Ollama¶
Configure HolmesGPT to use local models with Ollama.
Warning
Ollama support is experimental and can be tricky to configure correctly. We recommend trying HolmesGPT with a hosted model first (like Claude or OpenAI) to ensure everything works before switching to Ollama. Tool-calling capabilities are limited and may produce inconsistent results. Only LiteLLM supported Ollama models work with HolmesGPT.
Setup¶
- Download Ollama from ollama.com
- Start Ollama:
ollama serve - Download models:
ollama pull <model-name>
Configuration¶
export OLLAMA_API_BASE="http://localhost:11434"
holmes ask "what pods are failing?" --model="ollama_chat/<your-ollama-model>"
# Or use MODEL environment variable instead of --model flag
export MODEL="ollama_chat/<your-ollama-model>"
holmes ask "what pods are failing?"
Alternative (OpenAI-compatible gateway)
If you hit compatibility issues with certain Ollama models via LiteLLM, you can use Ollama's OpenAI-compatible API endpoint:
export OPENAI_API_BASE="http://localhost:11434/v1"
export OPENAI_API_KEY="dummy-key" # Required but can be any value
holmes ask "what pods are failing?" --model="openai/<your-ollama-model>"
# Or use MODEL environment variable instead of --model flag
export MODEL="openai/<your-ollama-model>"

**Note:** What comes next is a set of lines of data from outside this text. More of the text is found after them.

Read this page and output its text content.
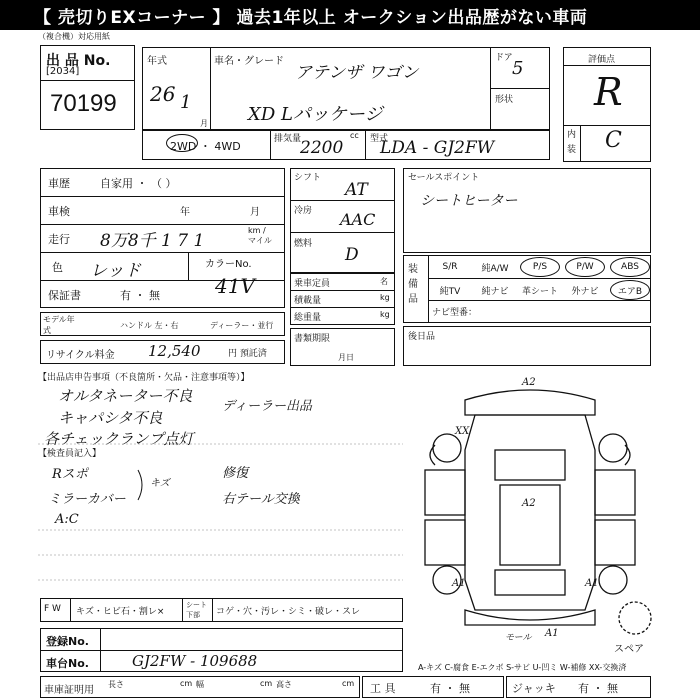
【 売切りEXコーナー 】 過去1年以上 オークション出品歴がない車両
（複合機）対応用紙
出 品 No.
[2034]
70199
年式
26 1
月
車名・グレード
アテンザ ワゴン
XD Lパッケージ
ドア 5
形状
評価点
R
内装 C
2WD ・ 4WD
排気量	cc
2200	型式
LDA - GJ2FW
車歴	自家用 ・ （ ）
車検	年	月
走行 8万8千 1 7 1
km / マイル
色 レッド
保証書	有 ・ 無
カラーNo.
41V
モデル年式
ハンドル 左・右	ディーラー・並行
リサイクル料金 12,540	円 預託済
シフト
AT
冷房 AAC
燃料
D
乗車定員	名
積載量	kg
総重量	kg
書類期限
月日
セールスポイント
シートヒーター
装備品
S/R	純A/W	P/S	P/W	ABS
純TV	純ナビ	革シート	外ナビ	エアB
ナビ型番：
後日品
【出品店申告事項（不良箇所・欠品・注意事項等）】
オルタネーター不良
キャパシタ不良
各チェックランプ点灯
ディーラー出品
【検査員記入】
Rスポ
ミラーカバー
A:C
キズ
修復
右テール交換
A2
XX
A2
A1	A1
モール A1
スペア
A-キズ C-腐食 E-エクボ S-サビ U-凹ミ W-補修 XX-交換済
F W キズ・ヒビ石・割レ×
シート 下部	コゲ・穴・汚レ・シミ・破レ・スレ
登録No.
車台No.	GJ2FW - 109688
車庫証明用
長さ	cm 幅	cm 高さ	cm 工 具	有 ・ 無	ジャッキ 有 ・ 無
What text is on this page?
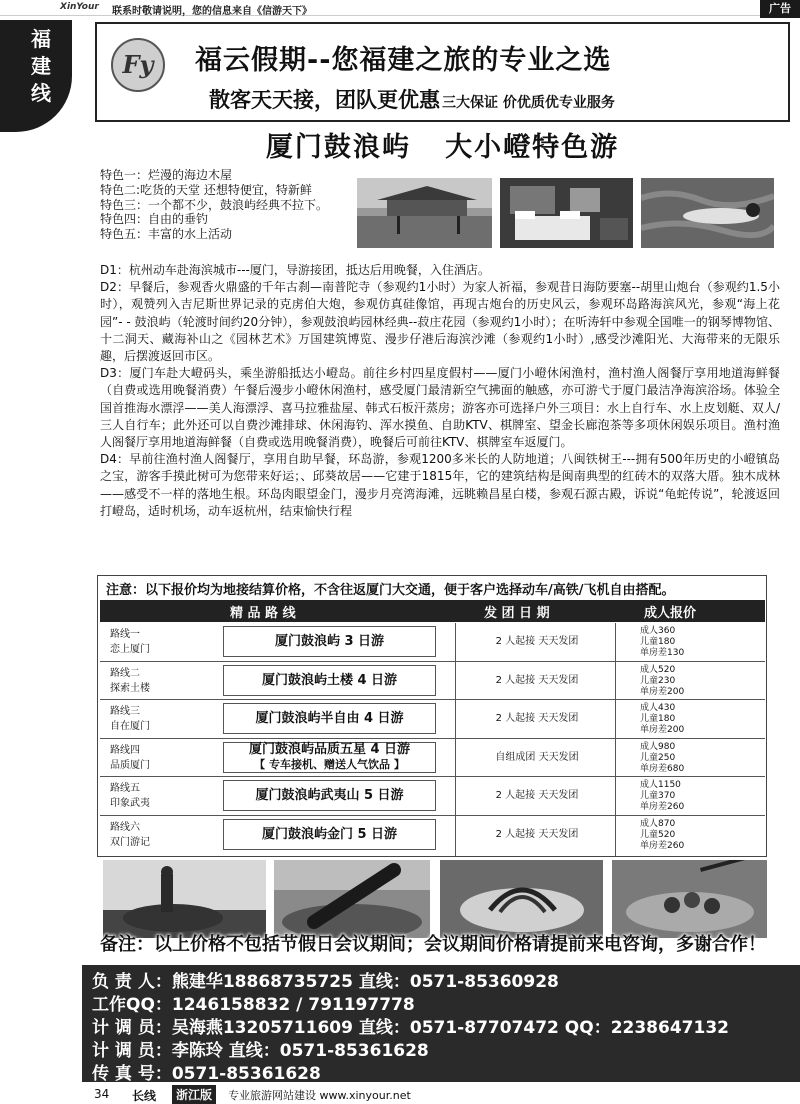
XinYour 联系时敬请说明，您的信息来自《信游天下》	广告
福
建
线
Fy	福云假期--您福建之旅的专业之选
散客天天接，团队更优惠 三大保证 价优质优专业服务
厦门鼓浪屿   大小嶝特色游
特色一：烂漫的海边木屋
特色二:吃货的天堂 还想特便宜，特新鲜
特色三：一个都不少，鼓浪屿经典不拉下。
特色四：自由的垂钓
特色五：丰富的水上活动

D1：杭州动车赴海滨城市---厦门，导游接团，抵达后用晚餐，入住酒店。

D2：早餐后，参观香火鼎盛的千年古刹—南普陀寺（参观约1小时）为家人祈福，参观昔日海防要塞--胡里山炮台（参观约1.5小时），观赞列入吉尼斯世界记录的克虏伯大炮，参观仿真硅像馆，再现古炮台的历史风云，参观环岛路海滨风光，参观“海上花园”- - 鼓浪屿（轮渡时间约20分钟），参观鼓浪屿园林经典--菽庄花园（参观约1小时）；在听涛轩中参观全国唯一的钢琴博物馆、十二洞天、藏海补山之《园林艺术》万国建筑博览、漫步仔港后海滨沙滩（参观约1小时）,感受沙滩阳光、大海带来的无限乐趣，后摆渡返回市区。

D3：厦门车赴大嶝码头，乘坐游船抵达小嶝岛。前往乡村四星度假村——厦门小嶝休闲渔村，渔村渔人阁餐厅享用地道海鲜餐（自费或选用晚餐消费）午餐后漫步小嶝休闲渔村，感受厦门最清新空气拂面的触感，亦可游弋于厦门最洁净海滨浴场。体验全国首推海水漂浮——美人海漂浮、喜马拉雅盐屋、韩式石板汗蒸房；游客亦可选择户外三项目：水上自行车、水上皮划艇、双人/三人自行车；此外还可以自费沙滩排球、休闲海钓、浑水摸鱼、自助KTV、棋牌室、望金长廊泡茶等多项休闲娱乐项目。渔村渔人阁餐厅享用地道海鲜餐（自费或选用晚餐消费），晚餐后可前往KTV、棋牌室车返厦门。

D4：早前往渔村渔人阁餐厅，享用自助早餐，环岛游，参观1200多米长的人防地道；八闽铁树王---拥有500年历史的小嶝镇岛之宝，游客手摸此树可为您带来好运；、邱葵故居——它建于1815年，它的建筑结构是闽南典型的红砖木的双落大厝。独木成林——感受不一样的落地生根。环岛肉眼望金门，漫步月亮湾海滩，远眺赖昌星白楼，参观石源古殿，诉说“龟蛇传说”，轮渡返回打嶝岛，适时机场，动车返杭州，结束愉快行程

注意：以下报价均为地接结算价格，不含往返厦门大交通，便于客户选择动车/高铁/飞机自由搭配。
精 品 路 线	发 团 日 期	成人报价
路线一
恋上厦门
厦门鼓浪屿 3 日游	2 人起接 天天发团
成人360
儿童180
单房差130
路线二
探索土楼
厦门鼓浪屿土楼 4 日游	2 人起接 天天发团
成人520
儿童230
单房差200
路线三
自在厦门
厦门鼓浪屿半自由 4 日游	2 人起接 天天发团
成人430
儿童180
单房差200
路线四
品质厦门
厦门鼓浪屿品质五星 4 日游
【 专车接机、赠送人气饮品 】
自组成团 天天发团
成人980
儿童250
单房差680
路线五
印象武夷
厦门鼓浪屿武夷山 5 日游	2 人起接 天天发团
成人1150
儿童370
单房差260
路线六
双门游记
厦门鼓浪屿金门 5 日游	2 人起接 天天发团
成人870
儿童520
单房差260
备注：以上价格不包括节假日会议期间；会议期间价格请提前来电咨询，多谢合作！
负 责 人：熊建华18868735725 直线：0571-85360928
工作QQ：1246158832 / 791197778
计 调 员：吴海燕13205711609 直线：0571-87707472 QQ：2238647132
计 调 员：李陈玲 直线：0571-85361628
传 真 号：0571-85361628
34 长线	浙江版	专业旅游网站建设 www.xinyour.net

holmes ask "what pods are failing?"
Configure Helm Values:
# values.yaml
additionalEnvVars:
- name: OLLAMA_API_BASE
value: "http://ollama-service:11434"
# Configure at least one model using modelList
modelList:
ollama-llama3:
api_base: "{{ env.OLLAMA_API_BASE }}"
model: ollama_chat/llama3
temperature: 1
ollama-codellama:
api_base: "{{ env.OLLAMA_API_BASE }}"
model: ollama_chat/codellama
temperature: 1
# Optional: Set default model (use modelList key name)
config:
model: "ollama-llama3" # This refers to the key name in modelList above
Ollama Service
You'll need to deploy Ollama as a service in your cluster. The OLLAMA_API_BASE should point to your Ollama service endpoint.
Alternative (OpenAI-compatible gateway)
If you hit compatibility issues with certain Ollama models via LiteLLM, you can configure an OpenAI-compatible gateway in your Helm values:
# values.yaml
additionalEnvVars:
- name: OPENAI_API_BASE
value: "http://ollama-service:11434/v1"
- name: OPENAI_API_KEY
value: "YOUR_BEARER_TOKEN_HERE"
modelList:
ollama-alt:
api_base: "{{ env.OPENAI_API_BASE }}"
api_key: "{{ env.OPENAI_API_KEY }}"
model: openai/OLLAMA_MODEL_NAME
# Optional
config:
model: "ollama-alt"
Configure Helm Values:
# values.yaml
holmes:
additionalEnvVars:
- name: OLLAMA_API_BASE
value: "http://ollama-service:11434"
# Configure at least one model using modelList
modelList:
ollama-llama3:
api_base: "{{ env.OLLAMA_API_BASE }}"
model: ollama_chat/llama3
temperature: 1
ollama-codellama:
api_base: "{{ env.OLLAMA_API_BASE }}"
model: ollama_chat/codellama
temperature: 1
# Optional: Set default model (use modelList key name)
config:
model: "ollama-llama3" # This refers to the key name in modelList above
Ollama Service
You'll need to deploy Ollama as a service in your cluster. The OLLAMA_API_BASE should point to your Ollama service endpoint.
Alternative (OpenAI-compatible gateway)
If you hit compatibility issues with certain Ollama models via LiteLLM, you can configure an OpenAI-compatible gateway in your Robusta chart values:
# values.yaml
holmes:
additionalEnvVars:
- name: OPENAI_API_BASE
value: "http://ollama-service:11434/v1"
- name: OPENAI_API_KEY
value: "YOUR_BEARER_TOKEN_HERE"
modelList:
ollama-alt:
api_base: "{{ env.OPENAI_API_BASE }}"
api_key: "{{ env.OPENAI_API_KEY }}"
model: openai/OLLAMA_MODEL_NAME
# Optional
config:
model: "ollama-alt"
Additional Resources¶
HolmesGPT uses the LiteLLM API to support Ollama provider. Refer to LiteLLM Ollama docs for more details.